I am trying to understand this document, but can't seem to get it right. http://www.ross.net/crc/download/crc_v3.txt
What's the algorithm used to calculate it?
I thought it uses XOR but I don't quite get it how he gets 0110 from 1100 XOR 1001. It should be 101 (or 0101 or 1010 if a bit goes down). If I can get this, I think the rest would come easy, but for some reason I just don't get it.

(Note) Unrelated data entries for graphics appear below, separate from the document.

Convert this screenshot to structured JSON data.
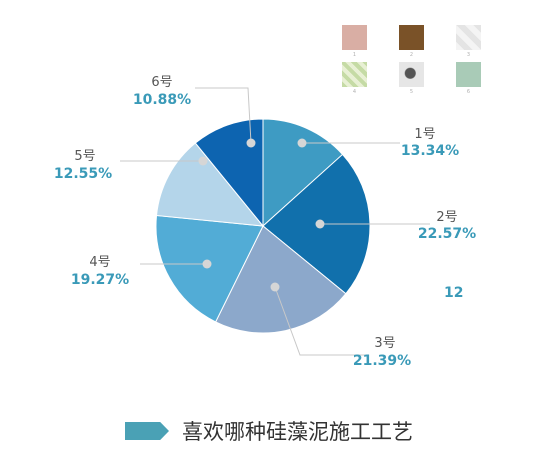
{
  "chart_data": {
    "type": "pie",
    "title": "",
    "categories": [
      "1号",
      "2号",
      "3号",
      "4号",
      "5号",
      "6号"
    ],
    "values": [
      13.34,
      22.57,
      21.39,
      19.27,
      12.55,
      10.88
    ],
    "value_labels": [
      "13.34%",
      "22.57%",
      "21.39%",
      "19.27%",
      "12.55%",
      "10.88%"
    ],
    "colors": [
      "#3e9bc3",
      "#1170ac",
      "#8ca8cb",
      "#52acd6",
      "#b4d5ea",
      "#0d64b0"
    ],
    "start_angle_deg": 0,
    "direction": "clockwise"
  },
  "swatches": {
    "colors": [
      "#d9aea4",
      "#7a5228",
      "#f0f0f0",
      "#c5dba5",
      "#dcdcdc",
      "#a9cbb7"
    ],
    "numbers": [
      "1",
      "2",
      "3",
      "4",
      "5",
      "6"
    ]
  },
  "stray_label": "12",
  "legend": {
    "text": "喜欢哪种硅藻泥施工工艺",
    "color": "#4aa1b5"
  }
}
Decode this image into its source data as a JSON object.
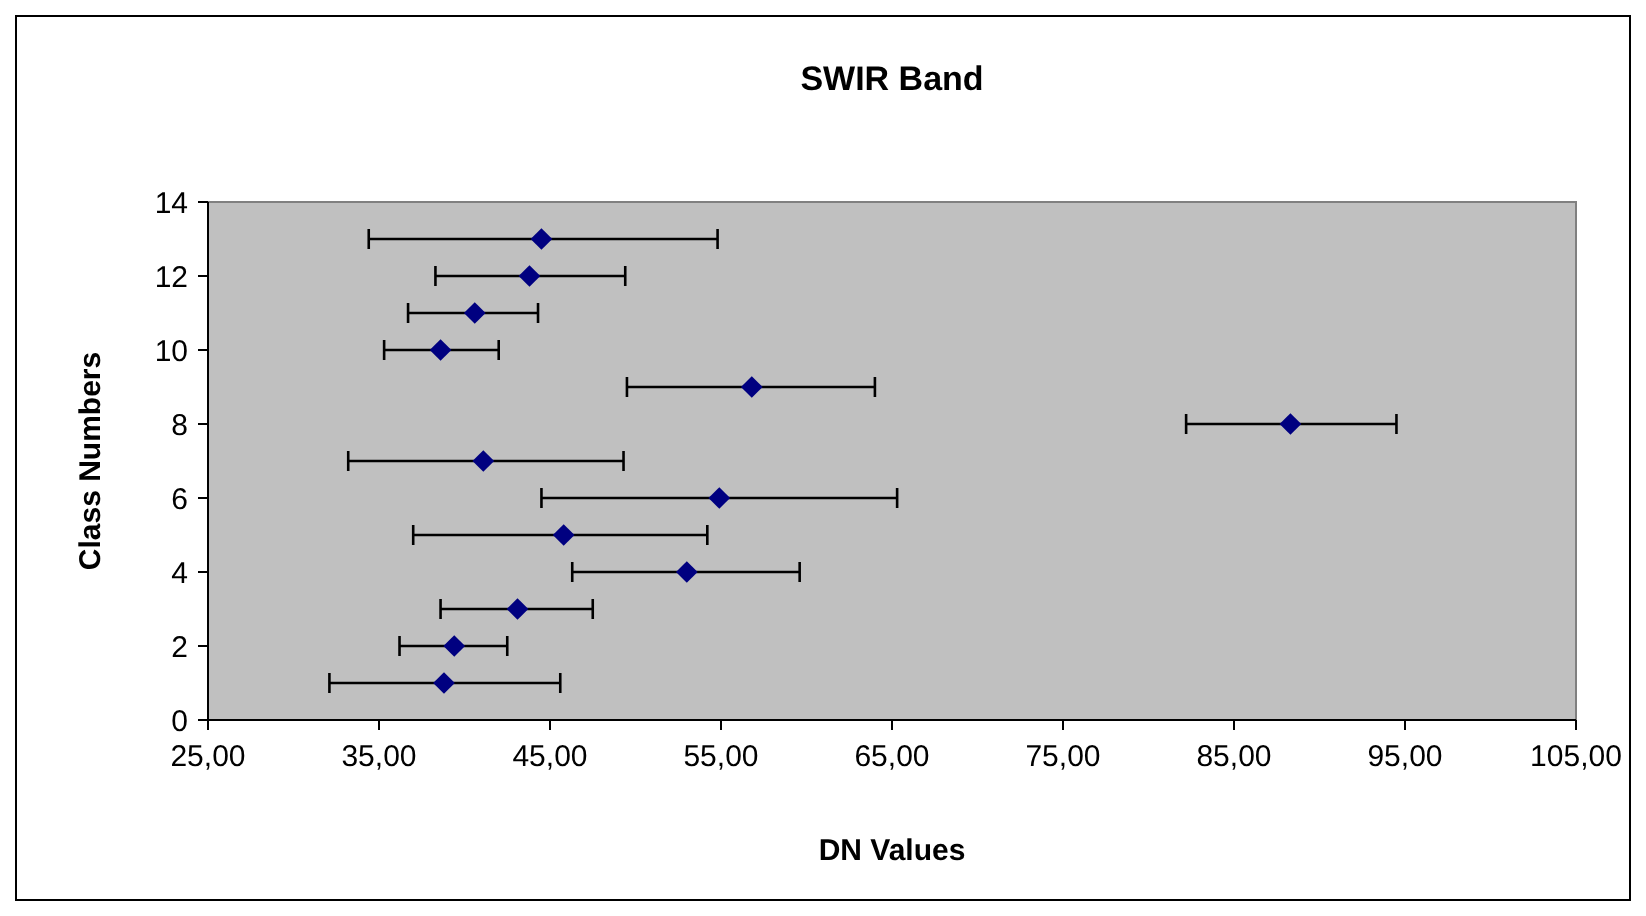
{
  "chart_data": {
    "type": "scatter",
    "title": "SWIR Band",
    "xlabel": "DN Values",
    "ylabel": "Class Numbers",
    "x": [
      38.8,
      39.4,
      43.1,
      53.0,
      45.8,
      54.9,
      41.1,
      88.3,
      56.8,
      38.6,
      40.6,
      43.8,
      44.5
    ],
    "series": [
      {
        "color": "#000080",
        "values": [
          1,
          2,
          3,
          4,
          5,
          6,
          7,
          8,
          9,
          10,
          11,
          12,
          13
        ],
        "xerrors": [
          [
            32.1,
            45.6
          ],
          [
            36.2,
            42.5
          ],
          [
            38.6,
            47.5
          ],
          [
            46.3,
            59.6
          ],
          [
            37.0,
            54.2
          ],
          [
            44.5,
            65.3
          ],
          [
            33.2,
            49.3
          ],
          [
            82.2,
            94.5
          ],
          [
            49.5,
            64.0
          ],
          [
            35.3,
            42.0
          ],
          [
            36.7,
            44.3
          ],
          [
            38.3,
            49.4
          ],
          [
            34.4,
            54.8
          ]
        ]
      }
    ],
    "xlim": [
      25,
      105
    ],
    "xticks": [
      {
        "value": 25,
        "label": "25,00"
      },
      {
        "value": 35,
        "label": "35,00"
      },
      {
        "value": 45,
        "label": "45,00"
      },
      {
        "value": 55,
        "label": "55,00"
      },
      {
        "value": 65,
        "label": "65,00"
      },
      {
        "value": 75,
        "label": "75,00"
      },
      {
        "value": 85,
        "label": "85,00"
      },
      {
        "value": 95,
        "label": "95,00"
      },
      {
        "value": 105,
        "label": "105,00"
      }
    ],
    "ylim": [
      0,
      14
    ],
    "yticks": [
      0,
      2,
      4,
      6,
      8,
      10,
      12,
      14
    ],
    "marker": "diamond",
    "grid": false
  }
}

9= 1001 ) 0000011000010111 = 0617 = 1559 = DIVIDEND
DIVISOR 0000.,,....,.,,,
----.,,....,.,,,
0000,,....,.,,,
0000,,....,.,,,
----,,....,.,,,
0001,....,.,,,
0000,....,.,,,
----,....,.,,,
0011....,.,,,
0000....,.,,,
----....,.,,,
0110...,.,,,
0000...,.,,,
----...,.,,,
1100..,.,,,
1001..,.,,,
====..,.,,,
0110.,.,,,
0000.,.,,,
----.,.,,,
1100,.,,,
1001,.,,,
====,.,,,
0111.,,,
0000.,,,
----.,,,
1110,,,
1001,,,
====,,,
1011,,
1001,,
====,,
0101,
0000,
----
1011
1001
====
0010 = 02 = 2 = REMAINDER
The part you quoted is just standard long division like you learned in elementary school, except that it is done on binary numbers. At each step you perform a subtraction to get the remainder, and this is done in the example you gave: 1100 - 1001 = 0110.
Note that the article just uses this as a preliminary example, and it is not actually what is done in calculating CRC. Instead of normal numbers, CRC uses division of polynomials over the field GF(2). This can be modeled by using normal binary numbers and doing long division normally, except for using XOR instead of subtraction.